Ball claims the BlackBerry Z10 is “the only device built from the ground up from mobile. It is not retrofitted from desktop to mobile.”
He says for the first time, the company is putting a “dedicated lead” in New Zealand, with the appointment of Jennifer Strange as head of NZ sales. Strange was formerly NZ telco and retail manager at Dell.
Dual persona smartphone
Jonathan Jackson, technical account manager, ANZ, says the BlackBerry devices of old were corporate driven.
He says lots of people with BlackBerry devices use it for enterprise or work and have other phones “to do fun stuff”. But the new platform, BlackBerry 10, has a “dual persona”, with the consumer side of the device and the enterprise workspace existing side by side.
BlackBerry’s Balance technology separates and secures work applications and data from personal content on BlackBerry devices.
“I don’t have to carry a laptop, I can do anything with my device,” says Jackson who delivered his PowerPoint presentation using a BlackBerry Z10.
The keyboard customises itself and learns where the user hits the keys on the keypad. It learns what words they frequently use and how they are being used, then offers these up so the user can type faster and more accurately.
“Our job is to be as transformative in the mobility space as we were 20 years ago in the paging space,” says Ball.
The next step is how to transform mobile computing beyond mobile phone or laptop and really take category leadership, says Ball.
“Our role is less about breaking new grounds globally. We have 90 percent of Fortune 500 companies. Our job is not necessarily to win new customers but retain those customers,” he says.
“CIOs need to make not only decisions that are best for them as a business but also what the employees want.”

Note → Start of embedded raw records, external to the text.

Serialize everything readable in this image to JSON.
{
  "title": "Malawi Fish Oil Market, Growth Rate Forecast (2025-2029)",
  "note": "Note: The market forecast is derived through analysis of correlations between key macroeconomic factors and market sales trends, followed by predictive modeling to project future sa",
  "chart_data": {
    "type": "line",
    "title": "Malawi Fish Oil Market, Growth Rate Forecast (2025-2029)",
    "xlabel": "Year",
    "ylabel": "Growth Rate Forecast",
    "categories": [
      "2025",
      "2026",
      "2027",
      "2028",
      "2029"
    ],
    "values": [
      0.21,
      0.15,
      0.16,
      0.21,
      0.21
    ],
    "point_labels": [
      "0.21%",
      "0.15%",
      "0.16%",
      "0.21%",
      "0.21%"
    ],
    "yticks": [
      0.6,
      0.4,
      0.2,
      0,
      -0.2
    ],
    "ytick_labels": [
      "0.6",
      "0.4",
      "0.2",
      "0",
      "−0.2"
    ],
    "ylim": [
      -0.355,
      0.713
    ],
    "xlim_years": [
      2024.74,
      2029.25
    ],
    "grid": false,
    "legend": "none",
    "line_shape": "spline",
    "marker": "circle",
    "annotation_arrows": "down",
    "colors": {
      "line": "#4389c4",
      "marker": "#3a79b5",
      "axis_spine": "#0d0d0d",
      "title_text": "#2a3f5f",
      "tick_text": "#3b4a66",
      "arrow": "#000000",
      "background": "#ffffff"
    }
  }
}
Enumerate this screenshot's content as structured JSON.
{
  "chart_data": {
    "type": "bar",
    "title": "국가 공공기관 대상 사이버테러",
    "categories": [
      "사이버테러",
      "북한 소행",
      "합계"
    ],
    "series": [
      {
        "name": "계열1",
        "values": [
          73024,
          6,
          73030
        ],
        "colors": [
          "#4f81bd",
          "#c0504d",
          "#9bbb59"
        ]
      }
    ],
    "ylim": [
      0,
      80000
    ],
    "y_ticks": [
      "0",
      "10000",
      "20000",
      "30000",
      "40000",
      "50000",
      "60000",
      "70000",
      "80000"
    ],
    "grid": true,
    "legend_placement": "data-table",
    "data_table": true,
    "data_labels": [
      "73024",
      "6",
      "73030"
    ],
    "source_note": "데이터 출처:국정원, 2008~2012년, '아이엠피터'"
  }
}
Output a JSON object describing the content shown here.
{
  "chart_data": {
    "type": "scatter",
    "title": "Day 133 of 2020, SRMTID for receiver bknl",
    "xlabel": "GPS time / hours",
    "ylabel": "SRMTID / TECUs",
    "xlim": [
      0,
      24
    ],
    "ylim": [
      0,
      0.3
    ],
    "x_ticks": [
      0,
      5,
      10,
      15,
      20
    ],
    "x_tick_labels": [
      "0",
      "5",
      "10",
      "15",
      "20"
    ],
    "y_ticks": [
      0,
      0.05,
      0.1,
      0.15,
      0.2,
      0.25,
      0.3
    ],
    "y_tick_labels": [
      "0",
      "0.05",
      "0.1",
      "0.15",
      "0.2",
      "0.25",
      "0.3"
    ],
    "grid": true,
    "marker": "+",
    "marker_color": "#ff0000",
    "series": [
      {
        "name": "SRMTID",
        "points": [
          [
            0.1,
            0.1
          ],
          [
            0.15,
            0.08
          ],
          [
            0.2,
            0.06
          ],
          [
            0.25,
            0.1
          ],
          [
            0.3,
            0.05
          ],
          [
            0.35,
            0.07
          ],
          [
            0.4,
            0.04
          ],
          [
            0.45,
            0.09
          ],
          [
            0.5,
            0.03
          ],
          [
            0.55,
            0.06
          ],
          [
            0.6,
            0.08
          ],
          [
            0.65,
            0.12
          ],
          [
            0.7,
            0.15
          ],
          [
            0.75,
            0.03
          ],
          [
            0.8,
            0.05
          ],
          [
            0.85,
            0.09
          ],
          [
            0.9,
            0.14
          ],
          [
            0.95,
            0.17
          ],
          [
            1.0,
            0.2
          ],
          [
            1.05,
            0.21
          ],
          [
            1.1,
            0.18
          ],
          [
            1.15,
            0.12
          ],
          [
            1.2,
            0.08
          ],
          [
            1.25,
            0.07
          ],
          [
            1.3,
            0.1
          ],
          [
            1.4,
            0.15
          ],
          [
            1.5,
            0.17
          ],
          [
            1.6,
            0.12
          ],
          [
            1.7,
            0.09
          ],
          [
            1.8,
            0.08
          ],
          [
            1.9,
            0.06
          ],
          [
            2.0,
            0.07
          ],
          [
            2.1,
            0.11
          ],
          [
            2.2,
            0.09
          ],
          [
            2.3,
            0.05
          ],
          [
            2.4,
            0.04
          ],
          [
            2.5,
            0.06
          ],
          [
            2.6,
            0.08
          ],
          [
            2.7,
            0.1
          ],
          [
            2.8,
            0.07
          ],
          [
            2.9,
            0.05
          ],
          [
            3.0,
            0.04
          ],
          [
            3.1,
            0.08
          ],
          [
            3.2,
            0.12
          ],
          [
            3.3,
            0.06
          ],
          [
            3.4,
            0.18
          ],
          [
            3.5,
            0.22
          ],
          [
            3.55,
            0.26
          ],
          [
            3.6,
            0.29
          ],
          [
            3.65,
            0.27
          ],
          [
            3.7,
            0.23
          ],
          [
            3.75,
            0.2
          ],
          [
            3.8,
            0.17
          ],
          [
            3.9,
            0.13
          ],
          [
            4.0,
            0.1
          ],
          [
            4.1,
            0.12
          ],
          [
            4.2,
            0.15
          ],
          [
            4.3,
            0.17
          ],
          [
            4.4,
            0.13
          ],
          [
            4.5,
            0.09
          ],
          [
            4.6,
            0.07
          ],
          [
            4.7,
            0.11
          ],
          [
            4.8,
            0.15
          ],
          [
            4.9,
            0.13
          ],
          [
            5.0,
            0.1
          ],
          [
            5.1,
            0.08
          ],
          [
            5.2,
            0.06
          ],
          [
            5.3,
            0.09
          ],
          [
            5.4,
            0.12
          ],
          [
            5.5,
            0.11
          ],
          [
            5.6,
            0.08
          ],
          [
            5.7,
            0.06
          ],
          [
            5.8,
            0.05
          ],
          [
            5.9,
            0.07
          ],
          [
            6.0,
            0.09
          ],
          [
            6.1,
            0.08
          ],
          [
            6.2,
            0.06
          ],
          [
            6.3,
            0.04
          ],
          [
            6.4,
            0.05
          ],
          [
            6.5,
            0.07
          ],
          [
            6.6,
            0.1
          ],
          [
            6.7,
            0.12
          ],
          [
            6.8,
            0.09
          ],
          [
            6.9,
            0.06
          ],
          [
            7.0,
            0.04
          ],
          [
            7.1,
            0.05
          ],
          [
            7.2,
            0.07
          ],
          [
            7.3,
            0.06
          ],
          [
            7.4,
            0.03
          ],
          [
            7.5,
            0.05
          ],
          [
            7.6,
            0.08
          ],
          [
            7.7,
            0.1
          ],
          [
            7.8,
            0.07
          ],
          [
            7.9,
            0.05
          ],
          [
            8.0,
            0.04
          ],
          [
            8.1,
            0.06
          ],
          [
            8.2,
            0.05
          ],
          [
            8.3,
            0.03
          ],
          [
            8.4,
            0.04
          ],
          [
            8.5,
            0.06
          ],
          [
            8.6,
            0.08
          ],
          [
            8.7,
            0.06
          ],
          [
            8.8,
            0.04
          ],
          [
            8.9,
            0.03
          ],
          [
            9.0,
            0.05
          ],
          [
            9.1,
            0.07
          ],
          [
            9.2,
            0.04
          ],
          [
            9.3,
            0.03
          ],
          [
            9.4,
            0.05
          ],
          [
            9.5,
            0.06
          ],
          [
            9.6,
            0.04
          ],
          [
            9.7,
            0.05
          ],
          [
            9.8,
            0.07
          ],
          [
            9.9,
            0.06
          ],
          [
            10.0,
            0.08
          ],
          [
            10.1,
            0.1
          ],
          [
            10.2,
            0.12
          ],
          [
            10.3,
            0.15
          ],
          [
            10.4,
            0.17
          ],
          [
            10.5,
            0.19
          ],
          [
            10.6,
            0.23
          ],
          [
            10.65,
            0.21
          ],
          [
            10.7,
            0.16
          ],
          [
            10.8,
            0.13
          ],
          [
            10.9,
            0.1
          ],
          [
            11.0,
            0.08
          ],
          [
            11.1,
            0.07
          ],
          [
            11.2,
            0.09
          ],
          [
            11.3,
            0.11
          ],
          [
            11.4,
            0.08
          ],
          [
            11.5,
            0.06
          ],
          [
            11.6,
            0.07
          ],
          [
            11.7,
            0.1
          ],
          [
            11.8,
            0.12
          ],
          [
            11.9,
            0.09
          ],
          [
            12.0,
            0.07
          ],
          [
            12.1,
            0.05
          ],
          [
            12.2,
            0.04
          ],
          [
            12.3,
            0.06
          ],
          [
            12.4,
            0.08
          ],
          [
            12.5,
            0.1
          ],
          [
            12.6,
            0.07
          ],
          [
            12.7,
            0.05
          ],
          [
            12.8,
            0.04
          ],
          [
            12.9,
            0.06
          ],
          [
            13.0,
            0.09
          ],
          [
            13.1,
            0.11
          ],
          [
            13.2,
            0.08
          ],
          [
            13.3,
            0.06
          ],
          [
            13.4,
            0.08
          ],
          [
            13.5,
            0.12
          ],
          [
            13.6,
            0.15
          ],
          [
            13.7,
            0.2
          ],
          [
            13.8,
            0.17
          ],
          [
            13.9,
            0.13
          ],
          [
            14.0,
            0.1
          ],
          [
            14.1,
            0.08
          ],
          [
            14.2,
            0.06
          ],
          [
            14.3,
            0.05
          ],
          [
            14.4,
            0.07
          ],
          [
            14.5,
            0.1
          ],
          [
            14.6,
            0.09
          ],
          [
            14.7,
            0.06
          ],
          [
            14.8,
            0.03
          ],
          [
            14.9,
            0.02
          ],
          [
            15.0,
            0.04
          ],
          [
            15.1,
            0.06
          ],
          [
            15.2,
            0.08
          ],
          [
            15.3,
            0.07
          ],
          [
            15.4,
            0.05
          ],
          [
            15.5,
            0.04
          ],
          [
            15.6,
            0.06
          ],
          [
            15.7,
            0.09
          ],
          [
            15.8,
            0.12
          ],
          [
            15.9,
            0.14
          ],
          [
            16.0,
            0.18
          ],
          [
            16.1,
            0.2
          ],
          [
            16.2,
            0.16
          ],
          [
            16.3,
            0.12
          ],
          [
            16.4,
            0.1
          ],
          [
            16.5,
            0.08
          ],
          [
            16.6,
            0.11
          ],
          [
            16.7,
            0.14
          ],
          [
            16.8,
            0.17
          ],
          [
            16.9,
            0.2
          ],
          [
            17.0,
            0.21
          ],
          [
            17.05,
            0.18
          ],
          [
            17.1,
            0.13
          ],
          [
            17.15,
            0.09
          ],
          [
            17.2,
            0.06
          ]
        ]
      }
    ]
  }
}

“We have a job to do, it is a big job.”
Source: State of the Mobile Enterprise Q1 2013 (Appcelerator and IDC) In decline
Aman Bajag, associate market analyst at IDC, says IDC figures on market share of shipments of devices into New Zealand show a decline for BlackBerry from five percent in 2011, to 2 percent in 2012.
Gartner, on the other hand, says through 2016, BlackBerry will achieve less than five percent worldwide smartphone market share.
Balancing the needs of the IT departments and the users is important to the success of the BlackBerry platform with the rise of BYOD, notes Gartner in a research report.
“There is no question that for BlackBerry to remain relevant in the market the bet is on winning users in the BYOD space, not just appealing to IT departments, and BlackBerry's management knows this,” according to the report written by Gartner analysts Carolina Milanesi, Roberta Cozza and Brian Blau.
They said it is no coincidence that the new platform lets users connect to Microsoft Exchange, and not just BlackBerry servers.
The latest State of the Mobile Enterprise report notes iOS and Android remain the top enterprise platforms. Apple’s iOS is the top choice, with 80.1 percent of respondents “very interested” in developing for the iPhone and 79 percent “very interested” in developing for the iPad tablets.
Meanwhile, 64.4 percent are “very interested” in developing platforms for Android phones and 52.4 percent for Android tablets. Ten percent said they were “very interested” in developing for the BlackBerry Phones and six percent for the BlackBerry Playbook (tablet). The survey was conducted by Appcelerator and IDC on November 15 to December 1, 2012.
The report also found platform preferences are “fairly consistent across developers and enterprises, despite slightly lower interest for Android and iOs among the enterprise developers.”